“When you lose a child it doesn’t matter how they died. When you lose a child, you lose a child,” says Irene MacDonald about the circumstances surrounding the death of her youngest son, Robin, nearly 19 years ago following a heroin overdose.
At the time of his death, Robin had battled with heroin for some time, but the family were optimistic about his chances of recovery, not to say completely unprepared for the shock news of his death and the events that were to follow.
It was an otherwise ordinary Tuesday evening in November when the MacDonalds, Irene and her husband Ian from Cheltenham, learned of Rob’s death. Home from work, Irene was settling down to watch TV, while Ian was getting ready to meet friends for a night out. Then the phone rang. It was Rob’s partner.
“She told us she had found him dead in their house when she came in from work.

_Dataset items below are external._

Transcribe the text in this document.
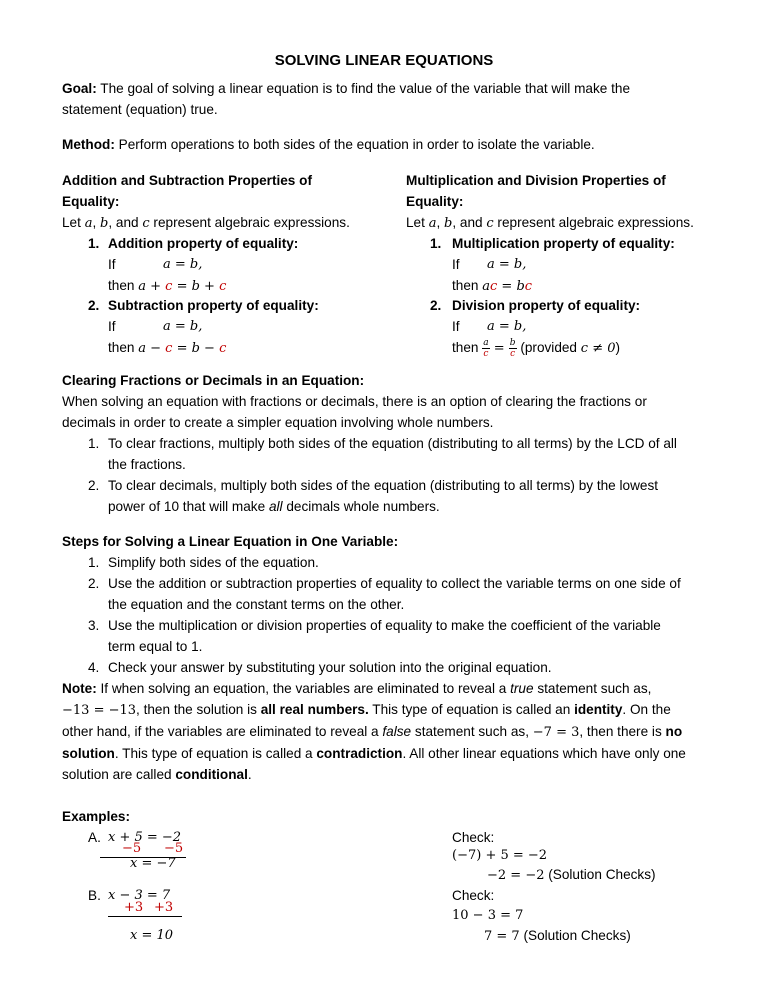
SOLVING LINEAR EQUATIONS
Goal: The goal of solving a linear equation is to find the value of the variable that will make the
statement (equation) true.
Method: Perform operations to both sides of the equation in order to isolate the variable.
Addition and Subtraction Properties of
Equality:
Let a, b, and c represent algebraic expressions.
1. Addition property of equality:
If	a = b,
then a + c = b + c
2. Subtraction property of equality:
If	a = b,
then a − c = b − c
Multiplication and Division Properties of
Equality:
Let a, b, and c represent algebraic expressions.
1. Multiplication property of equality:
If a = b,
then ac = bc
2. Division property of equality:
If a = b,
then $\frac{a}{c} = \frac{b}{c}$ (provided c ≠ 0)
Clearing Fractions or Decimals in an Equation:
When solving an equation with fractions or decimals, there is an option of clearing the fractions or
decimals in order to create a simpler equation involving whole numbers.
1. To clear fractions, multiply both sides of the equation (distributing to all terms) by the LCD of all
the fractions.
2. To clear decimals, multiply both sides of the equation (distributing to all terms) by the lowest
power of 10 that will make all decimals whole numbers.
Steps for Solving a Linear Equation in One Variable:
1. Simplify both sides of the equation.
2. Use the addition or subtraction properties of equality to collect the variable terms on one side of
the equation and the constant terms on the other.
3. Use the multiplication or division properties of equality to make the coefficient of the variable
term equal to 1.
4. Check your answer by substituting your solution into the original equation.
Note: If when solving an equation, the variables are eliminated to reveal a true statement such as,
−13 = −13, then the solution is all real numbers. This type of equation is called an identity. On the
other hand, if the variables are eliminated to reveal a false statement such as, −7 = 3, then there is no
solution. This type of equation is called a contradiction. All other linear equations which have only one
solution are called conditional.
Examples:
A. x + 5 = −2
−5 −5
x = −7
Check:
(−7) + 5 = −2
−2 = −2 (Solution Checks)
B. x − 3 = 7
+3 +3
x = 10
Check:
10 − 3 = 7
7 = 7 (Solution Checks)
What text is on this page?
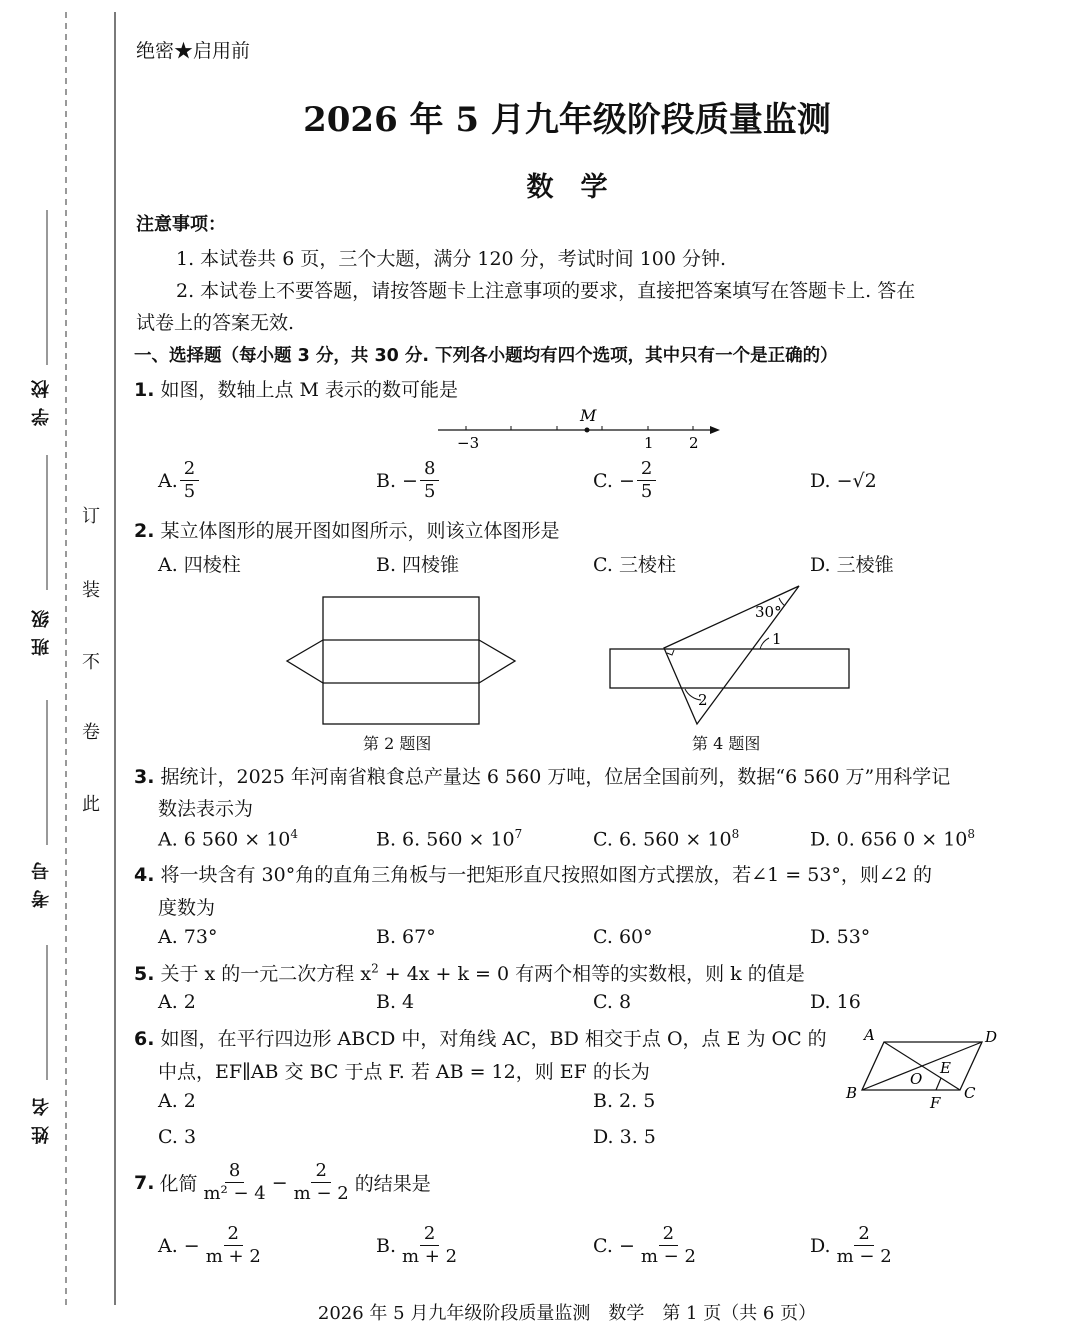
学校
班级
考号
姓名
订
装
不
卷
此
绝密★启用前
2026 年 5 月九年级阶段质量监测
数　学
注意事项：
1. 本试卷共 6 页，三个大题，满分 120 分，考试时间 100 分钟.
2. 本试卷上不要答题，请按答题卡上注意事项的要求，直接把答案填写在答题卡上. 答在
试卷上的答案无效.
一、选择题（每小题 3 分，共 30 分. 下列各小题均有四个选项，其中只有一个是正确的）
1. 如图，数轴上点 M 表示的数可能是
M
−3	1 2
A. $\frac{2}{5}$	B. − $\frac{8}{5}$	C. − $\frac{2}{5}$	D. −√2
2. 某立体图形的展开图如图所示，则该立体图形是
A. 四棱柱	B. 四棱锥	C. 三棱柱	D. 三棱锥
第 2 题图
30°
1
2
第 4 题图
3. 据统计，2025 年河南省粮食总产量达 6 560 万吨，位居全国前列，数据“6 560 万”用科学记
数法表示为
A. 6 $560 \times 10^4$	B. 6. $560 \times 10^7$	C. 6. $560 \times 10^8$	D. 0. 656 $0 \times 10^8$
4. 将一块含有 30°角的直角三角板与一把矩形直尺按照如图方式摆放，若∠1 = 53°，则∠2 的
度数为
A. 73°	B. 67°	C. 60°	D. 53°
5. 关于 x 的一元二次方程 $x^2 + 4x + k = 0$ 有两个相等的实数根，则 k 的值是
A. 2	B. 4	C. 8	D. 16
6. 如图，在平行四边形 ABCD 中，对角线 AC，BD 相交于点 O，点 E 为 OC 的
中点，EF∥AB 交 BC 于点 F. 若 AB = 12，则 EF 的长为
A. 2	B. 2. 5
C. 3	D. 3. 5
A	D
B	C
O
E
F
7. 化简 $\frac{8}{\text{m² − 4}} - \frac{2}{m - 2}$ 的结果是
A. − $\frac{2}{m + 2}$	B. $\frac{2}{m + 2}$	C. − $\frac{2}{m - 2}$	D. $\frac{2}{m - 2}$
2026 年 5 月九年级阶段质量监测　数学　第 1 页（共 6 页）
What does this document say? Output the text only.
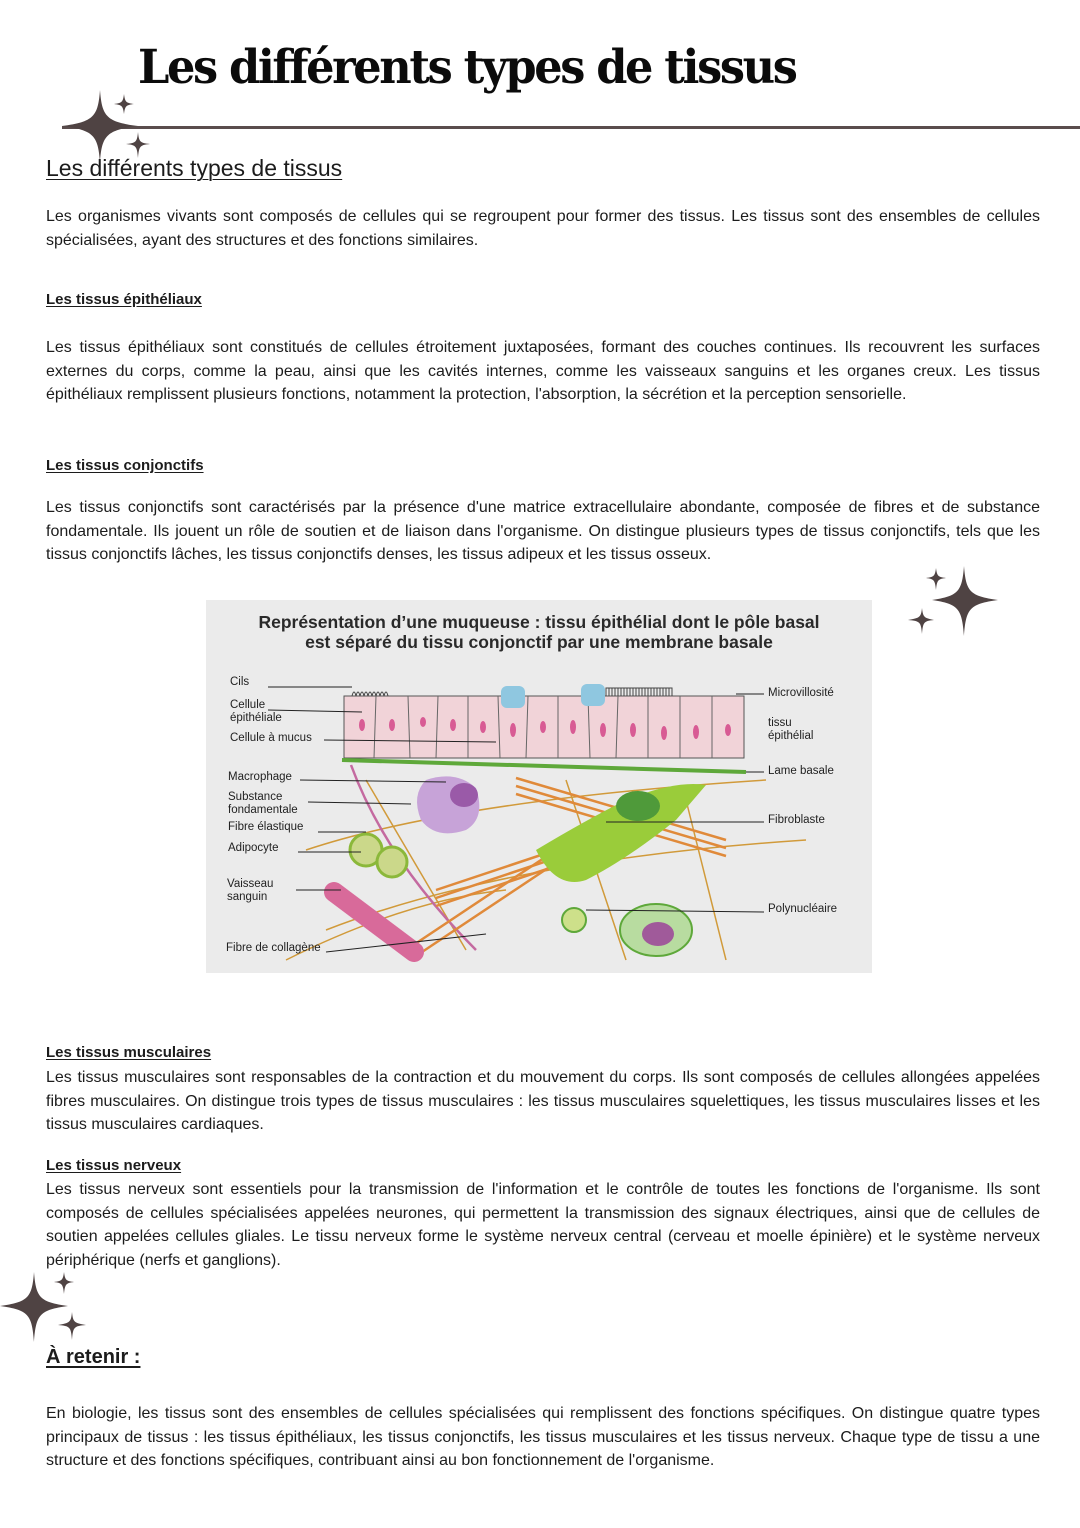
Les différents types de tissus
Les différents types de tissus
Les organismes vivants sont composés de cellules qui se regroupent pour former des tissus. Les tissus sont des ensembles de cellules spécialisées, ayant des structures et des fonctions similaires.
Les tissus épithéliaux
Les tissus épithéliaux sont constitués de cellules étroitement juxtaposées, formant des couches continues. Ils recouvrent les surfaces externes du corps, comme la peau, ainsi que les cavités internes, comme les vaisseaux sanguins et les organes creux. Les tissus épithéliaux remplissent plusieurs fonctions, notamment la protection, l'absorption, la sécrétion et la perception sensorielle.
Les tissus conjonctifs
Les tissus conjonctifs sont caractérisés par la présence d'une matrice extracellulaire abondante, composée de fibres et de substance fondamentale. Ils jouent un rôle de soutien et de liaison dans l'organisme. On distingue plusieurs types de tissus conjonctifs, tels que les tissus conjonctifs lâches, les tissus conjonctifs denses, les tissus adipeux et les tissus osseux.
Représentation d’une muqueuse : tissu épithélial dont le pôle basal
est séparé du tissu conjonctif par une membrane basale
Cils
Cellule épithéliale
Cellule à mucus
Macrophage
Substance fondamentale
Fibre élastique
Adipocyte
Vaisseau sanguin
Fibre de collagène
Microvillosité
tissu épithélial
Lame basale
Fibroblaste
Polynucléaire
Les tissus musculaires
Les tissus musculaires sont responsables de la contraction et du mouvement du corps. Ils sont composés de cellules allongées appelées fibres musculaires. On distingue trois types de tissus musculaires : les tissus musculaires squelettiques, les tissus musculaires lisses et les tissus musculaires cardiaques.
Les tissus nerveux
Les tissus nerveux sont essentiels pour la transmission de l'information et le contrôle de toutes les fonctions de l'organisme. Ils sont composés de cellules spécialisées appelées neurones, qui permettent la transmission des signaux électriques, ainsi que de cellules de soutien appelées cellules gliales. Le tissu nerveux forme le système nerveux central (cerveau et moelle épinière) et le système nerveux périphérique (nerfs et ganglions).
À retenir :
En biologie, les tissus sont des ensembles de cellules spécialisées qui remplissent des fonctions spécifiques. On distingue quatre types principaux de tissus : les tissus épithéliaux, les tissus conjonctifs, les tissus musculaires et les tissus nerveux. Chaque type de tissu a une structure et des fonctions spécifiques, contribuant ainsi au bon fonctionnement de l'organisme.
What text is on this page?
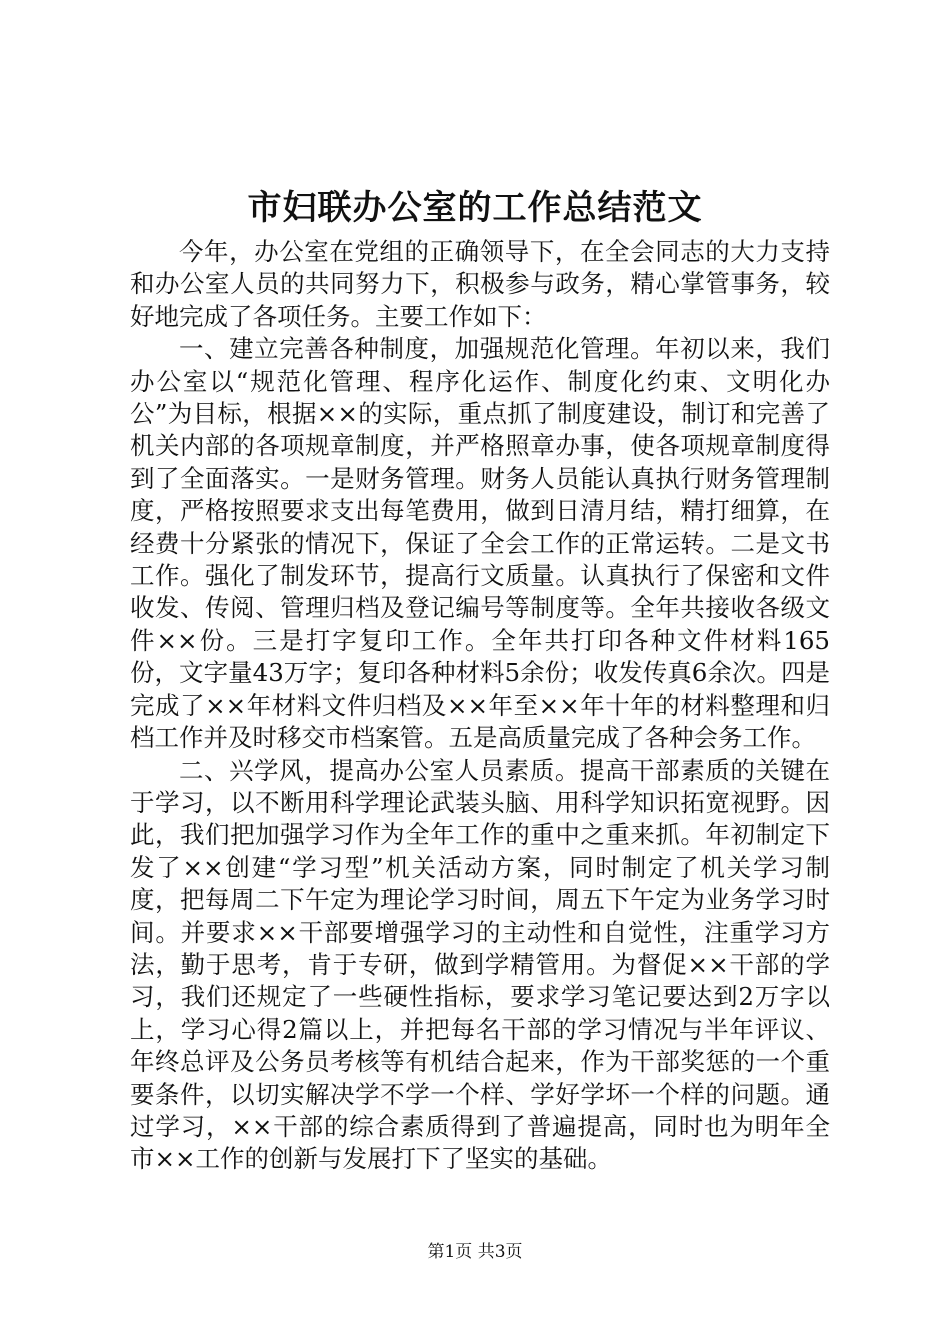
市妇联办公室的工作总结范文

今年，办公室在党组的正确领导下，在全会同志的大力支持和办公室人员的共同努力下，积极参与政务，精心掌管事务，较好地完成了各项任务。主要工作如下：

一、建立完善各种制度，加强规范化管理。年初以来，我们办公室以“规范化管理、程序化运作、制度化约束、文明化办公”为目标，根据××的实际，重点抓了制度建设，制订和完善了机关内部的各项规章制度，并严格照章办事，使各项规章制度得到了全面落实。一是财务管理。财务人员能认真执行财务管理制度，严格按照要求支出每笔费用，做到日清月结，精打细算，在经费十分紧张的情况下，保证了全会工作的正常运转。二是文书工作。强化了制发环节，提高行文质量。认真执行了保密和文件收发、传阅、管理归档及登记编号等制度等。全年共接收各级文件××份。三是打字复印工作。全年共打印各种文件材料165份，文字量43万字；复印各种材料5余份；收发传真6余次。四是完成了××年材料文件归档及××年至××年十年的材料整理和归档工作并及时移交市档案管。五是高质量完成了各种会务工作。

二、兴学风，提高办公室人员素质。提高干部素质的关键在于学习，以不断用科学理论武装头脑、用科学知识拓宽视野。因此，我们把加强学习作为全年工作的重中之重来抓。年初制定下发了××创建“学习型”机关活动方案，同时制定了机关学习制度，把每周二下午定为理论学习时间，周五下午定为业务学习时间。并要求××干部要增强学习的主动性和自觉性，注重学习方法，勤于思考，肯于专研，做到学精管用。为督促××干部的学习，我们还规定了一些硬性指标，要求学习笔记要达到2万字以上，学习心得2篇以上，并把每名干部的学习情况与半年评议、年终总评及公务员考核等有机结合起来，作为干部奖惩的一个重要条件，以切实解决学不学一个样、学好学坏一个样的问题。通过学习，××干部的综合素质得到了普遍提高，同时也为明年全市××工作的创新与发展打下了坚实的基础。

第1页 共3页
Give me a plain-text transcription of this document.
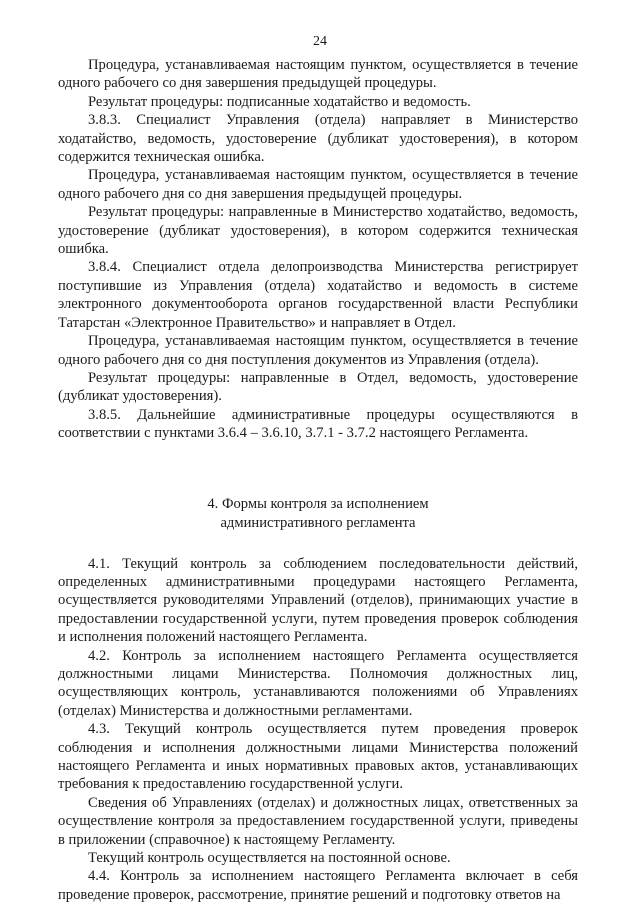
24

Процедура, устанавливаемая настоящим пунктом, осуществляется в течение одного рабочего со дня завершения предыдущей процедуры.

Результат процедуры: подписанные ходатайство и ведомость.

3.8.3. Специалист Управления (отдела) направляет в Министерство ходатайство, ведомость, удостоверение (дубликат удостоверения), в котором содержится техническая ошибка.

Процедура, устанавливаемая настоящим пунктом, осуществляется в течение одного рабочего дня со дня завершения предыдущей процедуры.

Результат процедуры: направленные в Министерство ходатайство, ведомость, удостоверение (дубликат удостоверения), в котором содержится техническая ошибка.

3.8.4. Специалист отдела делопроизводства Министерства регистрирует поступившие из Управления (отдела) ходатайство и ведомость в системе электронного документооборота органов государственной власти Республики Татарстан «Электронное Правительство» и направляет в Отдел.

Процедура, устанавливаемая настоящим пунктом, осуществляется в течение одного рабочего дня со дня поступления документов из Управления (отдела).

Результат процедуры: направленные в Отдел, ведомость, удостоверение (дубликат удостоверения).

3.8.5. Дальнейшие административные процедуры осуществляются в соответствии с пунктами 3.6.4 – 3.6.10, 3.7.1 - 3.7.2 настоящего Регламента.

4. Формы контроля за исполнением
административного регламента

4.1. Текущий контроль за соблюдением последовательности действий, определенных административными процедурами настоящего Регламента, осуществляется руководителями Управлений (отделов), принимающих участие в предоставлении государственной услуги, путем проведения проверок соблюдения и исполнения положений настоящего Регламента.

4.2. Контроль за исполнением настоящего Регламента осуществляется должностными лицами Министерства. Полномочия должностных лиц, осуществляющих контроль, устанавливаются положениями об Управлениях (отделах) Министерства и должностными регламентами.

4.3. Текущий контроль осуществляется путем проведения проверок соблюдения и исполнения должностными лицами Министерства положений настоящего Регламента и иных нормативных правовых актов, устанавливающих требования к предоставлению государственной услуги.

Сведения об Управлениях (отделах) и должностных лицах, ответственных за осуществление контроля за предоставлением государственной услуги, приведены в приложении (справочное) к настоящему Регламенту.

Текущий контроль осуществляется на постоянной основе.

4.4. Контроль за исполнением настоящего Регламента включает в себя проведение проверок, рассмотрение, принятие решений и подготовку ответов на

I don’t remember much of the journey [to their house] but when we arrived, there were already loads of people there. Police, paramedics, the coroner’s officer.
“What I remember most is the police treating Rob’s house as a crime scene. They kept calling him ‘the body’, told us we couldn’t see him and asked us to ‘go away.’
“When Rob was taken away we didn’t know where he had been taken to. It was just horrendous,” recounts Irene. It took four days before Ian and Irene could see Rob.
“[The police’s] reaction was, because he was a heroin user, he must be a criminal and they seemed more concerned that there could be an outbreak of deaths [because of the batch of heroin] rather than the fact that our son had died.” Irene tells me.
“I know people mean well, but when someone said to me ‘move on’, I just thought ‘move on where?’” Irene says.
“I went to the Citizens’ Advice Bureau, then I went to the Library,” Irene recalls. “I had two leaflets thrust into my hands with numbers that were out of date.”
“So we set up our own service,” adds Ian.
Four years after Rob’s death, the MacDonalds set up Carer & Parent Support Gloucestershire (CPSG), a small voluntary organisation offering support to family members whose lives have been touched by drug use.
“As we reflected on things through our period of grieving we suddenly decided that, if anything positive was to emerge from Robin's death, there might be something we could do to help other people in a similar situation.”